When it was announced last year, with big fanfare, that South Korea had finally gotten serious about tackling the outsized power of the chaebols, we were instantly cynical. This was, after all, hardly the first time that the government in Seoul had vowed to put Samsung, Hyundai, and the other family-run conglomerates in their place. But it never happened. Instead, the same old pattern continued: the chaebols kept throwing their weight around, kept paying huge bribes to public officials in exchange for laws, permits, and exemptions favorable to their business activities, and using their near-monopolistic market positions to smother fledgling firms in their cradles. Every now and then the head of a chaebol would get put on trial for corruption, and inevitably the case would either go away or the boss man, after being found guilty, would be given a get-out-of-jail-free card.
The latest case in point was that of Jay Y. Lee (Lee Jae-yong), vice chairman and de facto head of Samsung, who was sentenced to five years in prison last year only to be freed this year. On September 18, President Moon Jae-in, who not so long ago had essentially declared zero tolerance for chaebol corruption, hopped on a place with Lee and other chaebol honchos and flew with them to Pyongyang to explore the possibility of doing business with the Hermit Kingdom, perhaps even building factories in that totalitarian land. Even as their exploratory talks with Kim Jong-un were underway, Moon’s corruption czar, Kim Sang-jo, head of the Fair Trade Commission, was making his informal title of “chaebol sniper” look pathetic.
“With exports of semiconductors one of the few bright spots in an economy that’s showing signs of strain,” noted Livemint, the Indian business news website, on the day Lee & co. jetted northwards, South Korea’s “reliance on its most profitable company is deepening and thus reducing regulatory pressure on Samsung.” Chung Sun-sup, a corporate analyst, confirmed that the South Korean government “needs Samsung now.” Bruce Lee, CEO of Zebra Investment Management, agreed that the nation’s faltering economy “means a halt in chaebol reforms.” And Kwon Young-june, an expert in corporate governance at Kyung Hee University, concurred. “Reforms are dying on the vine,” he said. “The government will find itself more and more in need of conglomerates as long as it is fixated on quick results rather than long-term reforms.”
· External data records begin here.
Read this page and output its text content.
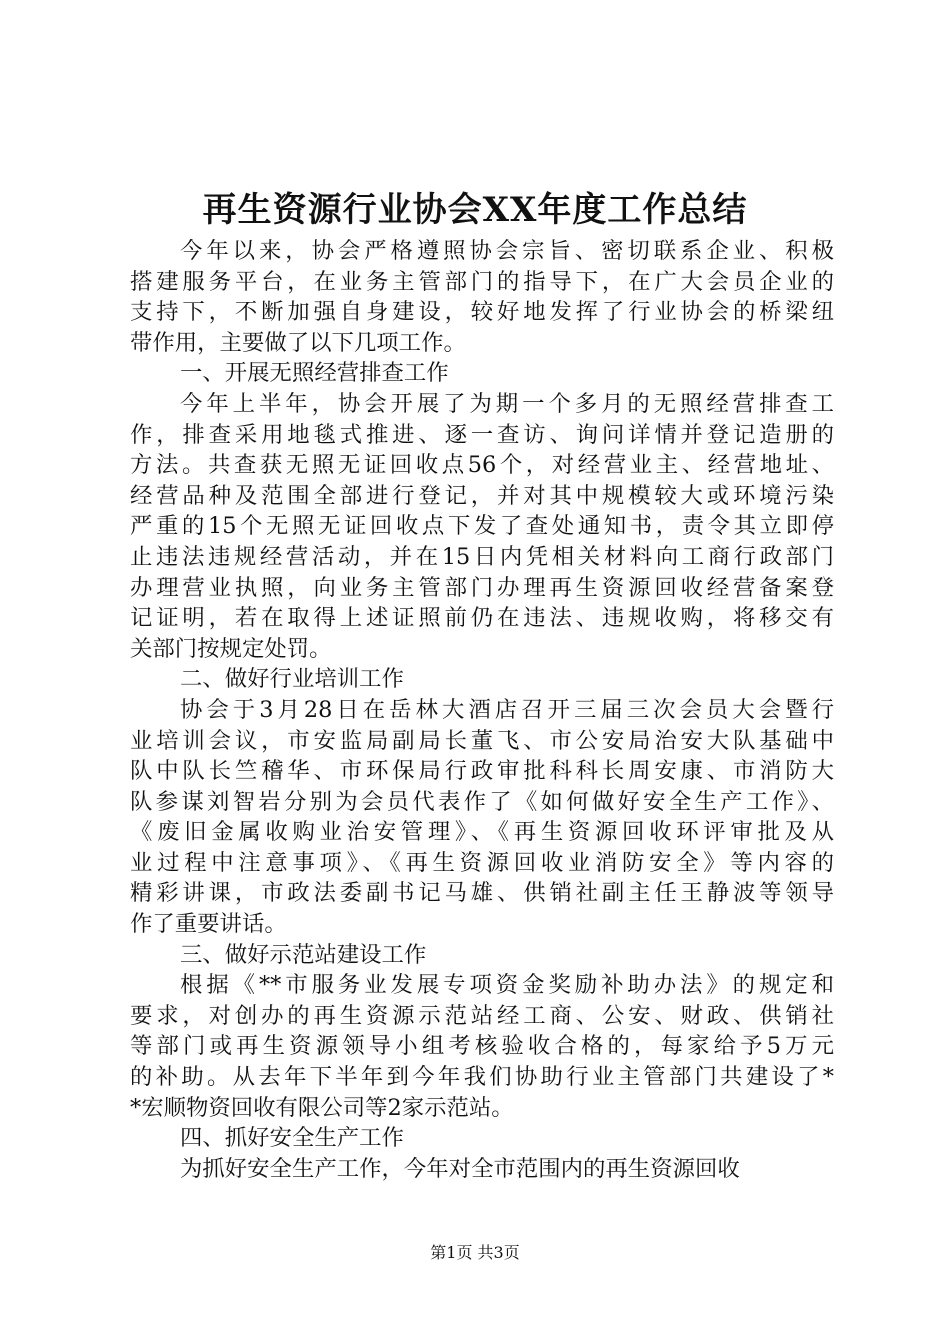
再生资源行业协会XX年度工作总结
今年以来，协会严格遵照协会宗旨、密切联系企业、积极
搭建服务平台，在业务主管部门的指导下，在广大会员企业的
支持下，不断加强自身建设，较好地发挥了行业协会的桥梁纽
带作用，主要做了以下几项工作。
一、开展无照经营排查工作
今年上半年，协会开展了为期一个多月的无照经营排查工
作，排查采用地毯式推进、逐一查访、询问详情并登记造册的
方法。共查获无照无证回收点56个，对经营业主、经营地址、
经营品种及范围全部进行登记，并对其中规模较大或环境污染
严重的15个无照无证回收点下发了查处通知书，责令其立即停
止违法违规经营活动，并在15日内凭相关材料向工商行政部门
办理营业执照，向业务主管部门办理再生资源回收经营备案登
记证明，若在取得上述证照前仍在违法、违规收购，将移交有
关部门按规定处罚。
二、做好行业培训工作
协会于3月28日在岳林大酒店召开三届三次会员大会暨行
业培训会议，市安监局副局长董飞、市公安局治安大队基础中
队中队长竺稽华、市环保局行政审批科科长周安康、市消防大
队参谋刘智岩分别为会员代表作了《如何做好安全生产工作》、
《废旧金属收购业治安管理》、《再生资源回收环评审批及从
业过程中注意事项》、《再生资源回收业消防安全》等内容的
精彩讲课，市政法委副书记马雄、供销社副主任王静波等领导
作了重要讲话。
三、做好示范站建设工作
根据《**市服务业发展专项资金奖励补助办法》的规定和
要求，对创办的再生资源示范站经工商、公安、财政、供销社
等部门或再生资源领导小组考核验收合格的，每家给予5万元
的补助。从去年下半年到今年我们协助行业主管部门共建设了*
*宏顺物资回收有限公司等2家示范站。
四、抓好安全生产工作
为抓好安全生产工作，今年对全市范围内的再生资源回收
第1页 共3页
Indeed, by escorting the chaebol kingpins to Pyongyang, Moon was doing the very opposite of what he had promised: rather than limiting the power of the chaebols, he was doing his best to expand their power. What kind of head of state lowers himself to the role of chaperon, escort, cicerone, sherpa? With this one move, Moon provided the whole world with a vivid illustration of where the power really resides in South Korea. Did he serve them coffee on the plane, too?
But that wasn’t all. Far from curbing chaebol criminality, Moon was taking actions that seemed likely to invite criminality. North Korea, after all, is subject to strict international sanctions that would almost certainly be violated by any significant business arrangement with the chaebols. Lee Seok-ki, a researcher at the Korea Institute for Industrial Economics and Trade, told the Korea Joongang Daily that “if we only look at the cost side, North Korea has more labor cost effectiveness than any other country on the planet – even Vietnam and China.” Well, yes – making use of slave labor by people who are forced to live on starvation diets tends to bring down wages. Surely, to any decent observer, the very idea of the filthy-rich chaebols maximizing their profits by employing the brutalized subjects of the Kim dynasty is as reprehensible a business proposition as one could imagine – and is also, of course, as far as possible from any concept of reform.